With Tuesday’s victory, Parker said he is committed to continue working with all communities in his district to realize his ultimate aim of “ensuring adequate representation for all New Yorkers.”
In other notable primary races on Tuesday, Congressman Hakeem Jeffries trounced Queen Johnson, winning by a landslide in the 8th Congressional District.
Jeffries received 22,196 votes, or 87 percent, to Johnson’s 3,214 votes, or 13 percent.
In a major political come-back for a defeated congressman, former congressman Max Rose handsomely romped to victory in the newly-constituted 11th Congressional District, hammering Brittany Debarros and Komi Agoda-Koussema.
Rose received 15,871 votes, or 75 percent, to Debarros’s 4,399 votes, or 21 percent, and Agoda-Koussema’s 899 votes, or 4 percent.
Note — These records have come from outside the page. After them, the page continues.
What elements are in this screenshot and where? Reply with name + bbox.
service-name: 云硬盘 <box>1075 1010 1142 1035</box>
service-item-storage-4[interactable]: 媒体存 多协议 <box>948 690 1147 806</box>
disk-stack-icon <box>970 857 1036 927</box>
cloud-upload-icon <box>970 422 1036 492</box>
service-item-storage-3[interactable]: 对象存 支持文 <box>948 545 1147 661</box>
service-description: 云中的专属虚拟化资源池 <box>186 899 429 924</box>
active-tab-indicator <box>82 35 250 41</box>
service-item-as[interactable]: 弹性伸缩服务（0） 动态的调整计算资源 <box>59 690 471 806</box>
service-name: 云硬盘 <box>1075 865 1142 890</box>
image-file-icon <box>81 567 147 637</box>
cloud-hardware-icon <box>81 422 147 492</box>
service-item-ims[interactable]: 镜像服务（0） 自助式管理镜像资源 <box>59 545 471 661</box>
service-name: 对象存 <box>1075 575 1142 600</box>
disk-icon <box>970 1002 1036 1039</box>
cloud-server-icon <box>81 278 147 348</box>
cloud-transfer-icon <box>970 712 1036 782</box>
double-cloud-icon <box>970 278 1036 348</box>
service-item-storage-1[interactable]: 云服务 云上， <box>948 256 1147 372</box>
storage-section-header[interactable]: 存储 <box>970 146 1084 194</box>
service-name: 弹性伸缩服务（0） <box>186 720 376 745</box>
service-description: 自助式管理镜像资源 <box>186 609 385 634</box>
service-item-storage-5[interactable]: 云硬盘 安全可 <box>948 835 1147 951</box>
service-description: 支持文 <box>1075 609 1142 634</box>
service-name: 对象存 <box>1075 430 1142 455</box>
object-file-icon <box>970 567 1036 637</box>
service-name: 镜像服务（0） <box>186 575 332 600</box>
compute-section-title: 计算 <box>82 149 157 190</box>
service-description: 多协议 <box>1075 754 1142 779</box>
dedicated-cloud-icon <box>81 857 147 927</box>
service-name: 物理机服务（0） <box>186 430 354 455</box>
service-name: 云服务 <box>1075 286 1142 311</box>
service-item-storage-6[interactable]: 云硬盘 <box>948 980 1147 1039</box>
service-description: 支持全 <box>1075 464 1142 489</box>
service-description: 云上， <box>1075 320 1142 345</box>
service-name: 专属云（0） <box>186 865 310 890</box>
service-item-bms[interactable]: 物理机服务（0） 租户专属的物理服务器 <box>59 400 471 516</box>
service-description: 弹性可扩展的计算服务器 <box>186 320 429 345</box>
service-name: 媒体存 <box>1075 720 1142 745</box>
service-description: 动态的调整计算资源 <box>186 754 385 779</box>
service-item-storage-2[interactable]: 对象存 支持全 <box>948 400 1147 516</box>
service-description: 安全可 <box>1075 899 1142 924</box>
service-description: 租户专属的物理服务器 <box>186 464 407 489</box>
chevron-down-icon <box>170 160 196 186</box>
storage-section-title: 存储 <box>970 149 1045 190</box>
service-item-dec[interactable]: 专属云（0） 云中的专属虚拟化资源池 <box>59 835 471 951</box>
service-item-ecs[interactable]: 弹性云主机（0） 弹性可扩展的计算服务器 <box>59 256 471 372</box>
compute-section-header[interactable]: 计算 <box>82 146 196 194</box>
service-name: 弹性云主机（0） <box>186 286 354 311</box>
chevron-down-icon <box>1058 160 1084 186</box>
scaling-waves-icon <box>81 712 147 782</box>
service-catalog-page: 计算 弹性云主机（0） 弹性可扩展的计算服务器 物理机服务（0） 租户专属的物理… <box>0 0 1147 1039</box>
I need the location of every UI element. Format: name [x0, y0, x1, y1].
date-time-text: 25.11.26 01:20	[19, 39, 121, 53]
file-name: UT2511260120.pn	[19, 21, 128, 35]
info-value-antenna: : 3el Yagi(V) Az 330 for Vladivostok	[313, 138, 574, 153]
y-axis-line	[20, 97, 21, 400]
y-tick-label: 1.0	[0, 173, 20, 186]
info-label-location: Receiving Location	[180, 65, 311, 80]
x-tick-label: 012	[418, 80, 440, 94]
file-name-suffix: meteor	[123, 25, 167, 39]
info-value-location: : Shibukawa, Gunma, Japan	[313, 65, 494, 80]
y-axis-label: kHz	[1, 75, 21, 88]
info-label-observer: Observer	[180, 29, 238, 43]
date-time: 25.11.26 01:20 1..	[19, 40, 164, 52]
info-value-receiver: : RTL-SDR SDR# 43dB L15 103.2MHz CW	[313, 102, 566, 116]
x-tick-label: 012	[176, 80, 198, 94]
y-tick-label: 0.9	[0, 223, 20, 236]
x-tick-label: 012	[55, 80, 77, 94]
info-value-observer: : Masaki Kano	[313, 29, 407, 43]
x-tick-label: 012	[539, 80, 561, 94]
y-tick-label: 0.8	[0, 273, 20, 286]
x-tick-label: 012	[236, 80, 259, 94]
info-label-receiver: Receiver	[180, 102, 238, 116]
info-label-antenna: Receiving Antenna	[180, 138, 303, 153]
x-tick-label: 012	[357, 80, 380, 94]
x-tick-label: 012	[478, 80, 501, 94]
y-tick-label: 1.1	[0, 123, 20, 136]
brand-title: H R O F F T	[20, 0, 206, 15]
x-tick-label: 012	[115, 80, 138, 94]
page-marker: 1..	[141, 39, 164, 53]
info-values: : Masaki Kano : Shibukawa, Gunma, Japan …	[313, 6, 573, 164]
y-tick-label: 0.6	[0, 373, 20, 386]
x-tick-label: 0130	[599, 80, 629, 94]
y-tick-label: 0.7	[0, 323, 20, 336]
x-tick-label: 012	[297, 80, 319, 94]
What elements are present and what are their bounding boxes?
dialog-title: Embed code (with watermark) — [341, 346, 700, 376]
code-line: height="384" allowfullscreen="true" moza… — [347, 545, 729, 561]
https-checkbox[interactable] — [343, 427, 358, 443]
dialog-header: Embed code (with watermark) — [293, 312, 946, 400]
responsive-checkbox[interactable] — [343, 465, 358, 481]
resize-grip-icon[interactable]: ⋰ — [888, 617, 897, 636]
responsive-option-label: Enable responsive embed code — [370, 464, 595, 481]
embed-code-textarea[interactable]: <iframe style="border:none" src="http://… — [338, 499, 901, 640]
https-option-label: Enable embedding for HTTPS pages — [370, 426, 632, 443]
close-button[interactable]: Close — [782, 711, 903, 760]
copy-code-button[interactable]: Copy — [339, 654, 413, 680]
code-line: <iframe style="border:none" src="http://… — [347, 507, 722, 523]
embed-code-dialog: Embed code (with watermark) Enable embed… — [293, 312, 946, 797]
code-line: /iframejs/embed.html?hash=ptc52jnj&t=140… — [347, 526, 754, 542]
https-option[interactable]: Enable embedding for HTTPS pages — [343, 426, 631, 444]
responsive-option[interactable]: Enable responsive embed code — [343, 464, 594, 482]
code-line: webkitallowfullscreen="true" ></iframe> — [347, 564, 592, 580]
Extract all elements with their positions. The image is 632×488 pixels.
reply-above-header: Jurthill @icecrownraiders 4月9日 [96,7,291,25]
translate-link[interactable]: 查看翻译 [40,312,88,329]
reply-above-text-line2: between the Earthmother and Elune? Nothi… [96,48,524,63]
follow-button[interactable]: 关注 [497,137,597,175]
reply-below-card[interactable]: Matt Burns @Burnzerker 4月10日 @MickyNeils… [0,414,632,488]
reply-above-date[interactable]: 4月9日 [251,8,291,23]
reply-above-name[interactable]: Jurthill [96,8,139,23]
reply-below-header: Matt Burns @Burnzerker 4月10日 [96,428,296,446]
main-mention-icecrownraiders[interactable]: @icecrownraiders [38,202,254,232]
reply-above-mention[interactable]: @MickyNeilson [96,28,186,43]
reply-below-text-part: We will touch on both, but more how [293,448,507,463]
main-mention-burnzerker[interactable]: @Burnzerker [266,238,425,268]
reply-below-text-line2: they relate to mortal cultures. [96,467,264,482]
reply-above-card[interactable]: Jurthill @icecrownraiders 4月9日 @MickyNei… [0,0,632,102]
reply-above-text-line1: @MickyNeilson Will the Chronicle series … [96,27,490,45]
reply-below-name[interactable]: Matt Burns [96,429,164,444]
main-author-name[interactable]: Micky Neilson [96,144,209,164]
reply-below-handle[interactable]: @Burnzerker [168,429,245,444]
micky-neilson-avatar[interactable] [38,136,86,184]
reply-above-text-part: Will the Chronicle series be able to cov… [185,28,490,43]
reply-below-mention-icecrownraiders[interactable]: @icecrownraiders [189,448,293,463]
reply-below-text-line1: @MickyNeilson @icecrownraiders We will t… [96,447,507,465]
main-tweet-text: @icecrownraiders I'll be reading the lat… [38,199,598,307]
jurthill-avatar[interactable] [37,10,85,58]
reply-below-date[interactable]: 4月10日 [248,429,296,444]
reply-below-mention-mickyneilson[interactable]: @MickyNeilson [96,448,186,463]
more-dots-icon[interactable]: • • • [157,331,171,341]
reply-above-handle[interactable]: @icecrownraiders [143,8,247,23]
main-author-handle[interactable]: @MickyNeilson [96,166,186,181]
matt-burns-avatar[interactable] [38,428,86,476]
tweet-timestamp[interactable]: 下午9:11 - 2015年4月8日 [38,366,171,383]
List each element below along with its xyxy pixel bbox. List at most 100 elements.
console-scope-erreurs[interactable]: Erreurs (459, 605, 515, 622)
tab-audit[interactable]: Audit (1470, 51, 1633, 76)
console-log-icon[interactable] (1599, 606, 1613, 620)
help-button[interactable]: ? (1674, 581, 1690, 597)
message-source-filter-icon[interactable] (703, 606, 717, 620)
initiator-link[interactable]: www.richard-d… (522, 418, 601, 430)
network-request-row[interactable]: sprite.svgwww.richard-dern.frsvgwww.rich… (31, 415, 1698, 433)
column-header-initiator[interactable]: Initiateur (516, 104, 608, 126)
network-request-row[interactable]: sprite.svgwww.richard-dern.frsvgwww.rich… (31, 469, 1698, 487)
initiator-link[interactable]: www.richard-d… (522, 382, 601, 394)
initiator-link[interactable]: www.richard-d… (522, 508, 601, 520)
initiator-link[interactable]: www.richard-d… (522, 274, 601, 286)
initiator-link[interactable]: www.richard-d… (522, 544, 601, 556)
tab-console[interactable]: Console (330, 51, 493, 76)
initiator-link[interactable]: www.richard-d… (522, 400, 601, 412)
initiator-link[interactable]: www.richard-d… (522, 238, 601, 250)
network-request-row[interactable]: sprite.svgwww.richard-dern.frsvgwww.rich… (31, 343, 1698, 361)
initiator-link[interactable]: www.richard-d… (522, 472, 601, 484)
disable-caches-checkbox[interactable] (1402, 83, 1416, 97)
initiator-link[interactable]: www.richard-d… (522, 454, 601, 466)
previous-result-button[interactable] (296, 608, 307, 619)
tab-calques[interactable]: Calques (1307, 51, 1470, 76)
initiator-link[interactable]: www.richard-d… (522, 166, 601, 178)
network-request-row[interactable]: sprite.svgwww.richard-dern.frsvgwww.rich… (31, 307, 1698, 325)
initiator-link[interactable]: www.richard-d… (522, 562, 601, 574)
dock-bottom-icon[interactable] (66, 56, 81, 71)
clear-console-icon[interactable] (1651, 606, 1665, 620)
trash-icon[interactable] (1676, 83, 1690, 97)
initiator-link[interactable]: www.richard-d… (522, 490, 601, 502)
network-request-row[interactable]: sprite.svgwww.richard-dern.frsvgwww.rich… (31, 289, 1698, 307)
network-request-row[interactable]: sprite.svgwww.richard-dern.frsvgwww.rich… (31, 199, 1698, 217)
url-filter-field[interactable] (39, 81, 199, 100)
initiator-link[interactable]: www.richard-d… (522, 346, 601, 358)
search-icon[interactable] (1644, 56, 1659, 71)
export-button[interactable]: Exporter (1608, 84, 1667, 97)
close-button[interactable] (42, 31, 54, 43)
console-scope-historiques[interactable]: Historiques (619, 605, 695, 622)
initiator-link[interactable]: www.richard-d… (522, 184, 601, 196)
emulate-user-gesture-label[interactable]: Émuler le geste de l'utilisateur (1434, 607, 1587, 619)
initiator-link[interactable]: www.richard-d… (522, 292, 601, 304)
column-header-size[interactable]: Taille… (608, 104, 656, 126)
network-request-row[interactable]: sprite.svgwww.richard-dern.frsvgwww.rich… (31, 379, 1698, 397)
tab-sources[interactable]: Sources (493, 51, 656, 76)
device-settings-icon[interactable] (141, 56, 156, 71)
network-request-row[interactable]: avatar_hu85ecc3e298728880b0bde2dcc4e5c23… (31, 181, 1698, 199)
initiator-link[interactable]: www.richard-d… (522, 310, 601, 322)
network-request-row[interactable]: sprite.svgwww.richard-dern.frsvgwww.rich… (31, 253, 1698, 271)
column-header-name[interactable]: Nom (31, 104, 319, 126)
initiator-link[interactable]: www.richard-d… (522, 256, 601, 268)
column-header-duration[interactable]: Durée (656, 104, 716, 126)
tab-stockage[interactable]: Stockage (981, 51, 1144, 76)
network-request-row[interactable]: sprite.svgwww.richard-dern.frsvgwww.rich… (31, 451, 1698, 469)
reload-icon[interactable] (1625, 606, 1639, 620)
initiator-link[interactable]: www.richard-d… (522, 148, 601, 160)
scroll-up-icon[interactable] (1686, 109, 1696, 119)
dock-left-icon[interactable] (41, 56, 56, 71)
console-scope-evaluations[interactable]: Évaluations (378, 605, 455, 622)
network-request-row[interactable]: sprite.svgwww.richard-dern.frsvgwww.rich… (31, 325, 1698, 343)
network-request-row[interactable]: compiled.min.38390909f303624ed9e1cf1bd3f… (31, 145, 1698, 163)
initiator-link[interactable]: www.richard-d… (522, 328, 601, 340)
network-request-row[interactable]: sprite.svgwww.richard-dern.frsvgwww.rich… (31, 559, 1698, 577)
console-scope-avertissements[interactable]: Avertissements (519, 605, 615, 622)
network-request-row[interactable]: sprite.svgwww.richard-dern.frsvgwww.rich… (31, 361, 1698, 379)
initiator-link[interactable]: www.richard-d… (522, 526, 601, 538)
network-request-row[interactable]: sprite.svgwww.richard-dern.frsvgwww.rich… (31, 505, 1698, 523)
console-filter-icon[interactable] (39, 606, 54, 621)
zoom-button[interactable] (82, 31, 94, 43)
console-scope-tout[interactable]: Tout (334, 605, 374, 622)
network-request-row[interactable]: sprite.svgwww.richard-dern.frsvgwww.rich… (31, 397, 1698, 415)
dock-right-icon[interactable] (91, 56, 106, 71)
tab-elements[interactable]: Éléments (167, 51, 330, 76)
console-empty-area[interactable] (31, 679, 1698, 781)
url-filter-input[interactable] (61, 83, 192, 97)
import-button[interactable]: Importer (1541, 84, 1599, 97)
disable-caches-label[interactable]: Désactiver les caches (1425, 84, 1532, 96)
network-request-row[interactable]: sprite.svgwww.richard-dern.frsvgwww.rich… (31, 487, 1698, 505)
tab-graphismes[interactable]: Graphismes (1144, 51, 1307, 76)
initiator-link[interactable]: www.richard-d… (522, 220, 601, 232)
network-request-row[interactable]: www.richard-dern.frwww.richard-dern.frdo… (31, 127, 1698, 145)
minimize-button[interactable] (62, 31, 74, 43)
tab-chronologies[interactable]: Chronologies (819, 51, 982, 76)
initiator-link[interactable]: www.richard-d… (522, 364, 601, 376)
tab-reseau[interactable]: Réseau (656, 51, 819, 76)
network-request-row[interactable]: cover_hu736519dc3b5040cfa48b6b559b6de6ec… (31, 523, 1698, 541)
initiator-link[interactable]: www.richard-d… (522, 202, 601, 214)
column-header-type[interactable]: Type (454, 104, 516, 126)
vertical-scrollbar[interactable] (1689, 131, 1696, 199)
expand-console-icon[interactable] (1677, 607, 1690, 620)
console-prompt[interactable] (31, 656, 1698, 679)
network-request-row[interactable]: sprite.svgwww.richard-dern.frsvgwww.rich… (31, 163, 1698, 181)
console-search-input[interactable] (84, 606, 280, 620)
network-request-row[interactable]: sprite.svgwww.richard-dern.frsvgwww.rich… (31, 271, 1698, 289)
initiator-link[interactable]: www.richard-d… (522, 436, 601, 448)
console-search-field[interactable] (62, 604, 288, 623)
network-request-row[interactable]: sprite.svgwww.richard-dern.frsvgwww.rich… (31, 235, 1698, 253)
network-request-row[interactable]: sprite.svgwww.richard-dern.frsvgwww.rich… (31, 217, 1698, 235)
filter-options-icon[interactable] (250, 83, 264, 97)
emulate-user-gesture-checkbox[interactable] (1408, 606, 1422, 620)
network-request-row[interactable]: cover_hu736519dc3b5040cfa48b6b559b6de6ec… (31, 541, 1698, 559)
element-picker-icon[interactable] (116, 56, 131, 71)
But, perhaps, the biggest news Tuesday night was the bitter and ugly race between two veteran congressional representatives – Jerrold Nadler and Carolyn Maloney – for the newly-drawn 12th Congressional District.
With 95 percent of the precinct’s reporting, Nadler secured 45,545, or 55 percent, to Maloney’s 20,038 votes, or 24 percent.
The other contenders were Suraj Patel, who received 15,744 votes, or 19 percent, and Ashmi Sheth, who got 832 votes, or 1 percent.
Democratic Primary winners will still face Republican contenders in November’s General Election.
General Election is scheduled for Nov. 8, with early voting running from Oct. 29 to Nov. 6. 2022.
Brooklyn Democratic Party Chair Assemblywoman, Rodneyse Bichotte Hermelyn said the party “rallied Democrats across the borough to get our voices heard during the pivotal Congressional and Senatorial primaries.
“We congratulate the apparent Democratic Primary winners across Brooklyn and respect those who may have fallen short but took part in the electoral process that’s vital for our democracy,” the daughter of Haitian immigrants, who represents the 42nd Assembly District in Brooklyn, told Caribbean Life Tuesday night.
She said voter turnout was “greater than expected, especially considering the fact that voters had an unprecedented second primary in the dog days of summer.
“Now, we turn our efforts towards the General Elections to keep Brooklyn – and the nation – Blue in November,” Bichotte Hermelyn added.